The drug "Topaz" holds well on the surface of plants, so it is practical in case of the rainy season. Processing can be carried out 1 time in 14 days. However, the tool causes a slowdown in the growth of rose bushes, so it should be used sparingly.
Prevention
Fungal spores can be carried by wind over long distances, plant health in their garden and in neighboring areas cannot be a guarantee that rust will not appear on rose bushes. Therefore, the prevention of rust, especially the prevention of relapse, should be an indispensable element of caring for roses.
Rust Prevention
Proceed with the actions to protect plants should be from the beginning of spring, not stopping them before sheltering rose bushes for the winter.
- Before budding, you need to spray the plants and the stem circle with a 3% solution of iron sulfate. It is possible to carry out treatment with fungicides "HOM" or "Oxychom".
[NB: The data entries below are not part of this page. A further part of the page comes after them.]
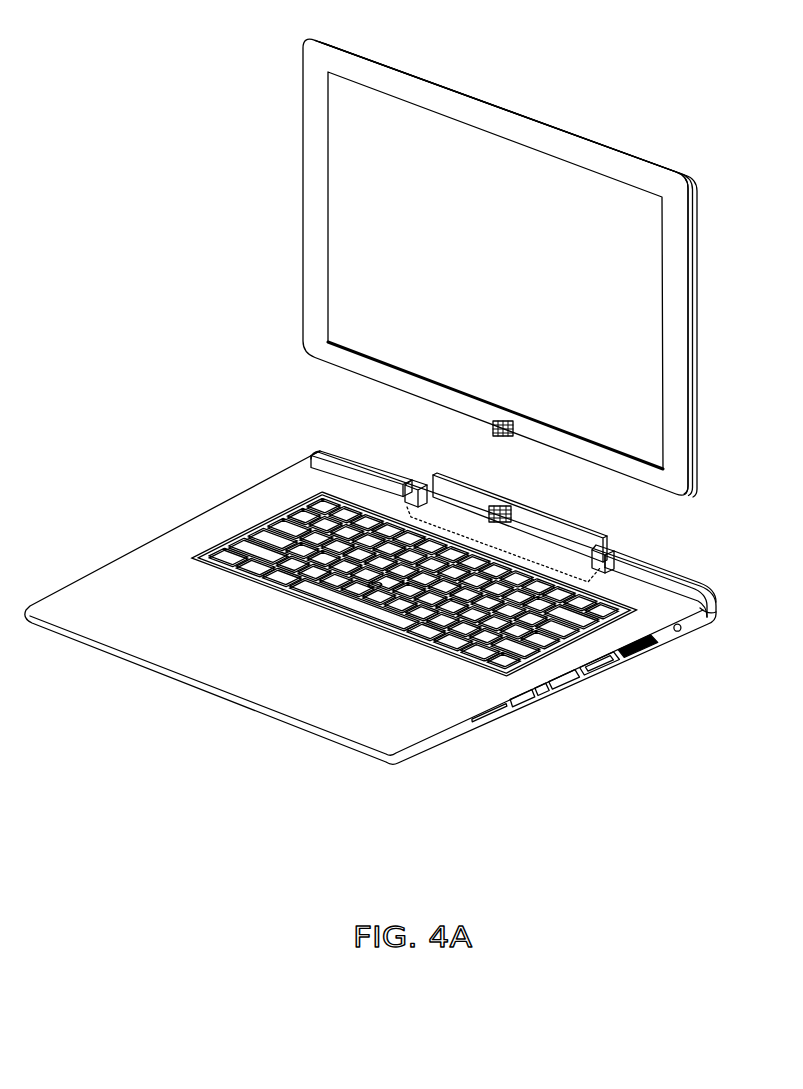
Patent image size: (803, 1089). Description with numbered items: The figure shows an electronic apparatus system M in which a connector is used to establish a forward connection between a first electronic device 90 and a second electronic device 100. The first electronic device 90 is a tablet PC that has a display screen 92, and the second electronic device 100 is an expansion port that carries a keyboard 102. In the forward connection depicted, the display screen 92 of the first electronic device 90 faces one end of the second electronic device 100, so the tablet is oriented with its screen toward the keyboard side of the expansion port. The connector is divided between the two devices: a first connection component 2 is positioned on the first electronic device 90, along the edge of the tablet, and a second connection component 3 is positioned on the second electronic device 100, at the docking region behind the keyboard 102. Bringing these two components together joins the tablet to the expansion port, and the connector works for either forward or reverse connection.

The electronic apparatus system M is at (149, 134).
The first electronic device 90 is at (303, 112).
The display screen 92 is at (350, 225).
The first connection component 2 is at (496, 432).
The second connection component 3 is at (513, 515).
The second electronic device 100 is at (120, 563).
The keyboard 102 is at (262, 533).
- In May, on the eve of flowering, another fungicide treatment should be carried out. Well established in this capacity, “Falcon”.
- If the disease does not appear, spraying is repeated in late July or early August.
- The last treatment is carried out before the installation of shelters using iron sulfate (3%).
In subsequent years, if rust does not affect roses a second time, you can treat the bushes with infusions of wormwood or horsetail. Spraying with herbal remedies should be carried out more often than with chemical solutions, about once every 2 weeks, in case of precipitation - repeat them. In rainy periods, copper sulfate should be preferred, in addition, iron sulfate is recommended for the first and last treatments of the season (before shelter for the winter and after removal).
Resistant varieties
Even rose varieties resistant to fungi can be affected by the disease if weather conditions in the current season favor its development. But the likelihood of diseases of roses of these varieties with rust is much lower:
- Rosarium Uetersen
- "Jean Cocteau";
- "Elisa";
- "Perennial Blue";
- Tequila
- Bel Ange
- Virgo
- "Morena 2002";
- Sahara
- Rosenfee
- Santana
- "Dame de Coeur";
- Guirlande d’Amour;
- "Isarperle".
General recommendations
For rust prevention:
- The plant should receive high-grade potassium-phosphorus fertilizing, as well as micronutrient nutrition, primarily boron, calcium, magnesium, iron. Feeding with phosphorus before flowering, it is advisable to give the foliar way, this will enhance the protection of the bush from fungus.
- High-quality hygiene in the flower garden is required - cleaning fallen leaves in the fall and removing weeds during the season, sanitary pruning, and disinfection of equipment.
- Between rose bushes you can plant garlic, marigolds, yarrow or wormwood.
- It is worth refraining from watering roses by sprinkling.
The vitality and endurance of roses can be further supported by using growth stimulants and immunomodulators 2 times a year. Means “Charm”, “Epin”, “Zircon”, “El”, “HB-101” are suitable.
Even if the treatment yielded good results and all possible places of wintering of spores (fallen leaves, soil, affected parts of the plant) were eliminated, under favorable conditions, the fungus often returns to the garden next year. Therefore, plants with high vulnerability to the pathogen that have been ill for more than a year, it is advisable to destroy.